Learn more or purchase you copy HERE.
Want to know a little more about these fantastic writer/editors?
Cynthia Franca is an author, local contributing artist/writer who has shared bi-lingual poetry, storytelling artist talks, and paintings at community arts events in Massachusetts. She is author of a poetry book called Poetic Treasure, published in Brazil (2003). In Brazil she had worked for 20 years with communication and marketing in a big company of pension fund. She is the coordinator, editor and poet of the Hopkinton 300th Anniversary Poetry Anthology Project, poetry juror and editor of Art on The Trails project, and co-director of the Creative Circles – Art for All!, a community art program, created in 2017. Cynthia holds a bachelor’s degree in social communication in Media and Advertising, an MBA in Marketing from Fundação Getúlio Vargas.

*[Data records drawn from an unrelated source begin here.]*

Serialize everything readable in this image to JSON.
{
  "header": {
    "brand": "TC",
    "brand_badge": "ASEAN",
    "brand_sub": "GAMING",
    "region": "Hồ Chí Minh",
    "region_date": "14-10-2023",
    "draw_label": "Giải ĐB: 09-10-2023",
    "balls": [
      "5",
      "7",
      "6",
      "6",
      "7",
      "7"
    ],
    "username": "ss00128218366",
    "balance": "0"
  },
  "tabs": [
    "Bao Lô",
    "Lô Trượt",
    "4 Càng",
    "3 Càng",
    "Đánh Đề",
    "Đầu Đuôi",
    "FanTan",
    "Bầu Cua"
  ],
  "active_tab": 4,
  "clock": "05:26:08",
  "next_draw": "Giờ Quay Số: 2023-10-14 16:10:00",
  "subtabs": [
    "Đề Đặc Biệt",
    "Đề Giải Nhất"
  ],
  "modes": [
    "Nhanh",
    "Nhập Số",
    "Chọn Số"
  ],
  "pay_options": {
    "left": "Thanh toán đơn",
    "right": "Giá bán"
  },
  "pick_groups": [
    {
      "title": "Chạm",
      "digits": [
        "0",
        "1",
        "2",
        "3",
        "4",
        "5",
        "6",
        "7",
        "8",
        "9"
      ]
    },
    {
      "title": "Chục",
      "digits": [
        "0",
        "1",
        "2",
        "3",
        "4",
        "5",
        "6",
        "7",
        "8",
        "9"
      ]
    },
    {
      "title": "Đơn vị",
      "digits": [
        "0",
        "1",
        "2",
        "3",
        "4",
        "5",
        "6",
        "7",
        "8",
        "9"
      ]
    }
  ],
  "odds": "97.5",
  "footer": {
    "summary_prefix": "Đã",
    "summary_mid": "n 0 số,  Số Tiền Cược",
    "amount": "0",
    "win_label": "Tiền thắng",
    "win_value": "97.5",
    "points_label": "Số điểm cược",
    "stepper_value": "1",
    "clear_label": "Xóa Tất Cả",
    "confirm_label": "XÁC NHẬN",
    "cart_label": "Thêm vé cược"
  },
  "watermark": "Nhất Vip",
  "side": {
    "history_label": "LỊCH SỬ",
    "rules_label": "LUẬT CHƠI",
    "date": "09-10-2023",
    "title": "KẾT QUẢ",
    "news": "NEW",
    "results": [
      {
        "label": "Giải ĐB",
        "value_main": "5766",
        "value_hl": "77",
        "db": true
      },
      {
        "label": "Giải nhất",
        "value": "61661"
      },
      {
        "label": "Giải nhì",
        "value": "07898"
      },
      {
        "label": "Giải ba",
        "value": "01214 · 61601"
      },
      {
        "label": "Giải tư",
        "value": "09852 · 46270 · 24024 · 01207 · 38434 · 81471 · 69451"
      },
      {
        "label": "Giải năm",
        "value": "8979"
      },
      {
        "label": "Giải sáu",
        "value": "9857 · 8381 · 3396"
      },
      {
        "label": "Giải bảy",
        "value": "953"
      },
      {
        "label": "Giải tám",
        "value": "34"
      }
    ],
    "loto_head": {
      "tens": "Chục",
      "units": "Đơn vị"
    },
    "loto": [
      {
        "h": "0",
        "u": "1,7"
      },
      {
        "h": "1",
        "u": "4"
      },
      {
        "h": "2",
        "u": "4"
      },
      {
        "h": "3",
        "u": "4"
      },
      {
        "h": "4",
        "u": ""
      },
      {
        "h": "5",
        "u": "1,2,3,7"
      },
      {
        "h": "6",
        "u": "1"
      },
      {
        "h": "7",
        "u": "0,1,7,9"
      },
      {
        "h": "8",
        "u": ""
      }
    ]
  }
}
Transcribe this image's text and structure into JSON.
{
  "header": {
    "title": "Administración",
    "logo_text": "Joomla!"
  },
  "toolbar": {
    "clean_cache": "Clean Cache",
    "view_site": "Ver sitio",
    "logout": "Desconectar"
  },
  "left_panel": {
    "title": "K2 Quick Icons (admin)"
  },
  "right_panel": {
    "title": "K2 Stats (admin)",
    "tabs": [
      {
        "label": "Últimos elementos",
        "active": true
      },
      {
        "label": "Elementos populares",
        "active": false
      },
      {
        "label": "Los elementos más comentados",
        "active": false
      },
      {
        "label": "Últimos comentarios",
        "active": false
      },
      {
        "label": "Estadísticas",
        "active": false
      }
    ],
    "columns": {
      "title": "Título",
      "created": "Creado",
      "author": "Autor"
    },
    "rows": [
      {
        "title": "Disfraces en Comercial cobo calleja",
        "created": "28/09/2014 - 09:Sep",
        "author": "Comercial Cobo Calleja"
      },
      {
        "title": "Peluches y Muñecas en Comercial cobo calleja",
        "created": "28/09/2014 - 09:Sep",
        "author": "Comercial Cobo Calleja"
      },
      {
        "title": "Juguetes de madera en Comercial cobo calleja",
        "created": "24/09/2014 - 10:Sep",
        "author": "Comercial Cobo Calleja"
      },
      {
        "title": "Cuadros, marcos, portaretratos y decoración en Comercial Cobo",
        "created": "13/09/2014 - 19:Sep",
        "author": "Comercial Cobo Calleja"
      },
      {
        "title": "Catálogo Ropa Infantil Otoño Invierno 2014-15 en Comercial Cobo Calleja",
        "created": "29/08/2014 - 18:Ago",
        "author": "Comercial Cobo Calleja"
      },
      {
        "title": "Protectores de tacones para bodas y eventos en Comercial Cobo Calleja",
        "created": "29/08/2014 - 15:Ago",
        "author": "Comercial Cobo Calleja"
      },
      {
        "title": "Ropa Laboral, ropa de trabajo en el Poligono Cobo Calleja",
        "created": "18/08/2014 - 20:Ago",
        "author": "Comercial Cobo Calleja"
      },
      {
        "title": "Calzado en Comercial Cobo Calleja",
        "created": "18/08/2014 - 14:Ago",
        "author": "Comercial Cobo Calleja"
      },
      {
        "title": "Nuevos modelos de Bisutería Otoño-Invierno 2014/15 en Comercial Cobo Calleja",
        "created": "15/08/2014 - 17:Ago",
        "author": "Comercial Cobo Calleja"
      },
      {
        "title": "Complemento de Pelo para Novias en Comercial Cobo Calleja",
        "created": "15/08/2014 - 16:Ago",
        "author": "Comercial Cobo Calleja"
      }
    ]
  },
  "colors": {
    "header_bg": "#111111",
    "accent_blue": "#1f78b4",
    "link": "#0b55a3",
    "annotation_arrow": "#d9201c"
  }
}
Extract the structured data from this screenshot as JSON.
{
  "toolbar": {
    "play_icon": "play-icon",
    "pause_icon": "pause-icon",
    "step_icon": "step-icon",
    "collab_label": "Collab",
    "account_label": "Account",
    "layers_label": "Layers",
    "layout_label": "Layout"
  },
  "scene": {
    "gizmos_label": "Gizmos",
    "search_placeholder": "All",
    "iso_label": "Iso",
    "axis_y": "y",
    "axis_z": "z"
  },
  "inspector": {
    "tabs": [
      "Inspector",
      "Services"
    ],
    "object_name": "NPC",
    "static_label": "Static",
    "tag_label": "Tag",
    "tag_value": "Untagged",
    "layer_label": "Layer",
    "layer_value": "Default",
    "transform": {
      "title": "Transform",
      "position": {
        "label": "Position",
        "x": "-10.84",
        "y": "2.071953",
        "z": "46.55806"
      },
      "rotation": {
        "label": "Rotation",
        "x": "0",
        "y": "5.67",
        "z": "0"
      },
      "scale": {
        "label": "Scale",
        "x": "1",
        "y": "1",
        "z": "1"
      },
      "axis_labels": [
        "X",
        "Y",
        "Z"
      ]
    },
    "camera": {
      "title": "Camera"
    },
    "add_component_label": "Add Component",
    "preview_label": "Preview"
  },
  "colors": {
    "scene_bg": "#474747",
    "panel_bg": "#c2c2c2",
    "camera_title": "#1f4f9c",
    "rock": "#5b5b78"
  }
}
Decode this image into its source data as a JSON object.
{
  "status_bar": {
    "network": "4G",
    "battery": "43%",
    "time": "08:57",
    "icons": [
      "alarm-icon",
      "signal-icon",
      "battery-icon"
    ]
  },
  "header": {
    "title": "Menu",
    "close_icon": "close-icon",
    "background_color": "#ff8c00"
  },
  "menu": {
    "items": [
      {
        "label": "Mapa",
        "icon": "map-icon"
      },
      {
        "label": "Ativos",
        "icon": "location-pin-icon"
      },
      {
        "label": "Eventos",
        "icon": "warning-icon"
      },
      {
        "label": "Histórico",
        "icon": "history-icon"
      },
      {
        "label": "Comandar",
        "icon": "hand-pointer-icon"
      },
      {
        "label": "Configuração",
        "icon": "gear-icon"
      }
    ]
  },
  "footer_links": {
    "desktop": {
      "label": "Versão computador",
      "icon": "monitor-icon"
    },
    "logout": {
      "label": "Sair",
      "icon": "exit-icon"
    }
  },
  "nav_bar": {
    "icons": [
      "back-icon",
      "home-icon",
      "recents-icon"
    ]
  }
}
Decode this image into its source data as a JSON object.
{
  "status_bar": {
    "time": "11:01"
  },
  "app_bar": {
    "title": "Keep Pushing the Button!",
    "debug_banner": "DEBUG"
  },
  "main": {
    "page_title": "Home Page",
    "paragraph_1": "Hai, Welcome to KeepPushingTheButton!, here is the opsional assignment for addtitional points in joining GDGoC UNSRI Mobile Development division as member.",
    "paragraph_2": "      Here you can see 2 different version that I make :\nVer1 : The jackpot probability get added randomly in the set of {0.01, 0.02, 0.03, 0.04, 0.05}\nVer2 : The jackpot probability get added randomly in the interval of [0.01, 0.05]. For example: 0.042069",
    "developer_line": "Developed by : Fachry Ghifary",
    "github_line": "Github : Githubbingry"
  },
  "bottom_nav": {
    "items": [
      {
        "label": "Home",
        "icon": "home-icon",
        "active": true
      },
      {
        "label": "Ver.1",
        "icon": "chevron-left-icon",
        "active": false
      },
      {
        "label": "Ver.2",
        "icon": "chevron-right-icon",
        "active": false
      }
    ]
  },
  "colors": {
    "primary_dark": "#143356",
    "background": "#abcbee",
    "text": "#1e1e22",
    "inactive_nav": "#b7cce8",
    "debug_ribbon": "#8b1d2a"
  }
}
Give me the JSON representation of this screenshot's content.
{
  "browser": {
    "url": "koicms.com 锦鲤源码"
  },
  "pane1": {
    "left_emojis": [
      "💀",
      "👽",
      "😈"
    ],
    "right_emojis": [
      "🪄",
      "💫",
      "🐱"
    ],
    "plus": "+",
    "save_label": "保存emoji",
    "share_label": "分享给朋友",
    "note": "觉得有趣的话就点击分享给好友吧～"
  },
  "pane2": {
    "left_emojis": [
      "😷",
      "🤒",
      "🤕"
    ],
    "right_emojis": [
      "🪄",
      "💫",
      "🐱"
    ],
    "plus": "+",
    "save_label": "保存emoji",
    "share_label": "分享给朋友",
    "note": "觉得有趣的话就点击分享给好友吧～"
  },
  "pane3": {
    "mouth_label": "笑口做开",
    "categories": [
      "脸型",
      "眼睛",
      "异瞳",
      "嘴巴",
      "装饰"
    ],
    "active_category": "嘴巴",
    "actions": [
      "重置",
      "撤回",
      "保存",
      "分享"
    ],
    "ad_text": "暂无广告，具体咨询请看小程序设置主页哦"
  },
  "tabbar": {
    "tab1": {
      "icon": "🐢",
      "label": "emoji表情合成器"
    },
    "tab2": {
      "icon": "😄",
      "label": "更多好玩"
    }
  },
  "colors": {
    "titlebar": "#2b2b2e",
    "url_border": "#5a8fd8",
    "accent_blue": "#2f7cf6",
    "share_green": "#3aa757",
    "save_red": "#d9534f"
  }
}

Cheryl Perreault has lived in Hopkinton with her husband and 2 daughters (now 26 and 29 living elsewhere) for 26 years. She has a background in psychology and education and has worked with children, school staff and families, and also taught a number of psychology college courses in the Boston area. When Perreault stopped her career in psychology to care for her daughters at home, she returned to her love of creative writing. Perreault believes her work in psychology, creative writing, and community arts has provided many opportunities to work with people of all ages as well as many walks of life. She has worked as a hospice volunteer for a number of years, interviewing and writing life review stories of people at the end of their life. This work which emphasizes the importance of sharing our stories while, here has influenced her subsequent involvement in facilitating programs for the arts and community including two cable tv programs at HCAM-TV including "Wake Up and Smell the Poetry" and "Meet Your Neighbor," The Mothra True Storytelling, Bittersweet True Storytelling, The Women's Art Forum, The Labyrinth Roundtable and Speaker Series, and a number of creative writing workshops and programs. Perreault has also worked in the area of sharing and writing poetry and stories with young people in schools, women in recovery, people dealing with Alzheimer's and mild cognitive impairments, retired nuns in nursing homes, and people receiving hospice services at the end of their life. More recently, she serves on the Hopkinton Freedom Team and also is a Partakers volunteer, offering academic mentoring and support to an inspiring college student participating in the College Behind Bars program who also happens to be a gifted poet. Perreault also shares her own poetry at poetry open mics and feature readings and as a spoken word artist accompanied by the guitar of Steve Rapson who recorded two CDs of their collaborations. She is also a co-editor of two anthologies of poetry and stories thanks to the creative envisioning and manifesting ability of her dear friend and collaborator Cynthia Franca! Without her ideas and invitations, Perreault believes she would never have been a part of a book-making endeavor - never mind two - and this is ironic given her lifelong great love of books!